There was quite a stir sparked last week when it was revealed
that Google was exploiting a loophole in a Apple's Safari browser to track users through web ads, and that has now prompted a response from Microsoft's Internet Explorer team, who unsurprisingly turned their attention to their own browser. In an official blog post today, they revealed that Google is indeed bypassing privacy settings in IE as well, although that's only part of the story (more on that later). As Microsoft explains at some length, Google took advantage of what it describes as a "nuance" in the P3P specification, which effectively allowed it to bypass a user's privacy settings and track them using cookies -- a different method than that used in the case of Safari, but one that ultimately has the same goal. Microsoft says it's contacted Google about the matter, but it's offering a solution of its own in the meantime. It'll require you to first upgrade to Internet Explorer 9 if you haven't already, then install a Tracking Protection List that will completely block any such attempts by Google -- details on it can be found at the source link below.

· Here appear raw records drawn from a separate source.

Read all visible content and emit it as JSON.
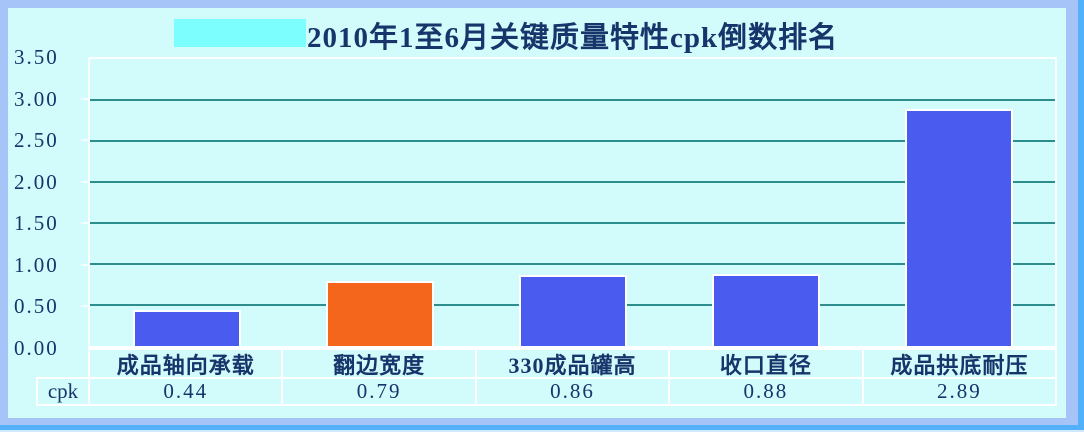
{
  "window": {
    "frame_color": "#a6c4f7",
    "panel_color": "#d2fbfb",
    "edge_accent_color": "#55b0fb"
  },
  "title": {
    "text": "2010年1至6月关键质量特性cpk倒数排名",
    "color": "#17356b",
    "highlight_color": "#7dfefe"
  },
  "chart_data": {
    "type": "bar",
    "title": "2010年1至6月关键质量特性cpk倒数排名",
    "categories": [
      "成品轴向承载",
      "翻边宽度",
      "330成品罐高",
      "收口直径",
      "成品拱底耐压"
    ],
    "series": [
      {
        "name": "cpk",
        "values": [
          0.44,
          0.79,
          0.86,
          0.88,
          2.89
        ]
      }
    ],
    "xlabel": "",
    "ylabel": "",
    "ylim": [
      0,
      3.5
    ],
    "ytick_interval": 0.5,
    "ytick_labels": [
      "3.50",
      "3.00",
      "2.50",
      "2.00",
      "1.50",
      "1.00",
      "0.50",
      "0.00"
    ],
    "grid": true,
    "gridline_color": "#2e8e8e",
    "bar_colors": [
      "#4a5cf0",
      "#f4661b",
      "#4a5cf0",
      "#4a5cf0",
      "#4a5cf0"
    ],
    "legend_position": "none",
    "data_table": {
      "row_label": "cpk",
      "values": [
        "0.44",
        "0.79",
        "0.86",
        "0.88",
        "2.89"
      ]
    }
  }
}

Mary Jo Foley notes, however, Google isn't the only company that was discovered to be taking advantage of the P3P loophole. Researchers from Carnegie Mellon University's CyLab say they alerted Microsoft to the vulnerability in 2010, and just two days ago the director of the lab, Lorrie Faith Cranor, wrote about about the issue again on the TAP
blog (sponsored by Microsoft, incidentally), detailing how Facebook and others also skirt IE's ability to block cookies. Indeed, Facebook readily admits on its site that it does not have a P3P policy, explaining that the standard is "out of date and does not reflect technologies that are currently in use on the web," and that "most websites" also don't currently have P3P policies. On that matter, Microsoft said in a statement to Foley that the "IE team is looking into the reports about Facebook," but that it has "no additional information to share at this time."Update:
Google's Senior Vice President of Communications and Policy, Rachel Whetstone has now issued a statement in response to Microsoft's blog post. It can be found in full after the break.

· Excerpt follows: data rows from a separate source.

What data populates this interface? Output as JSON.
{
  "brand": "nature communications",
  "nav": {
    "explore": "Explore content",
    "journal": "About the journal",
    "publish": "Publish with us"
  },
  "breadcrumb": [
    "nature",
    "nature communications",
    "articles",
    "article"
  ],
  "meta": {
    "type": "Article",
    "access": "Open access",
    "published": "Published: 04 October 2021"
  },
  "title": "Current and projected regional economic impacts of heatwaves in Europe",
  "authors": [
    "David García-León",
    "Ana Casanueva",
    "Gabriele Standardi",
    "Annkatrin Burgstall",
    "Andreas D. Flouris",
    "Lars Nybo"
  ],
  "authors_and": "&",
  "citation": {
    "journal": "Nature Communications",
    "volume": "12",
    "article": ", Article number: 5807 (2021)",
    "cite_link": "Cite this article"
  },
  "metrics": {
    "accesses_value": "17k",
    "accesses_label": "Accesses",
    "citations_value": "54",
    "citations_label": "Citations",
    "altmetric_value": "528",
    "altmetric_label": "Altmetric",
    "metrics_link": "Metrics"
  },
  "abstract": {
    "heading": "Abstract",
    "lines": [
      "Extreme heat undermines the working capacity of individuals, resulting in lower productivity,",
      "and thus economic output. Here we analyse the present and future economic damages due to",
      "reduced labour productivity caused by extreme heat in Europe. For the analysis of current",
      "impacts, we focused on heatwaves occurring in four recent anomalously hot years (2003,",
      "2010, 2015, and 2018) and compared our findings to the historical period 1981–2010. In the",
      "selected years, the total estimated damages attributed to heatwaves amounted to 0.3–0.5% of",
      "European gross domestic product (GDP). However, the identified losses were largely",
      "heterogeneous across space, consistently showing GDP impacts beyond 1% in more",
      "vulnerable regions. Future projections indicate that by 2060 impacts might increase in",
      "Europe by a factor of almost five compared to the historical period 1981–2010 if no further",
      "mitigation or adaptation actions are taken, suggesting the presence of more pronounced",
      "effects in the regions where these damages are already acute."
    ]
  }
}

Microsoft omitted important information from its blog post today.
Microsoft uses a "self-declaration" protocol (known as "P3P") dating from 2002 under which Microsoft asks websites to represent their privacy practices in machine-readable form. It is well known - including by Microsoft - that it is impractical to comply with Microsoft's request while providing modern web functionality. We have been open about our approach, as have many other websites.
Today the Microsoft policy is widely non-operational. A 2010 research report indicated that over 11,000 websites were not issuing valid P3P policies as requested by Microsoft.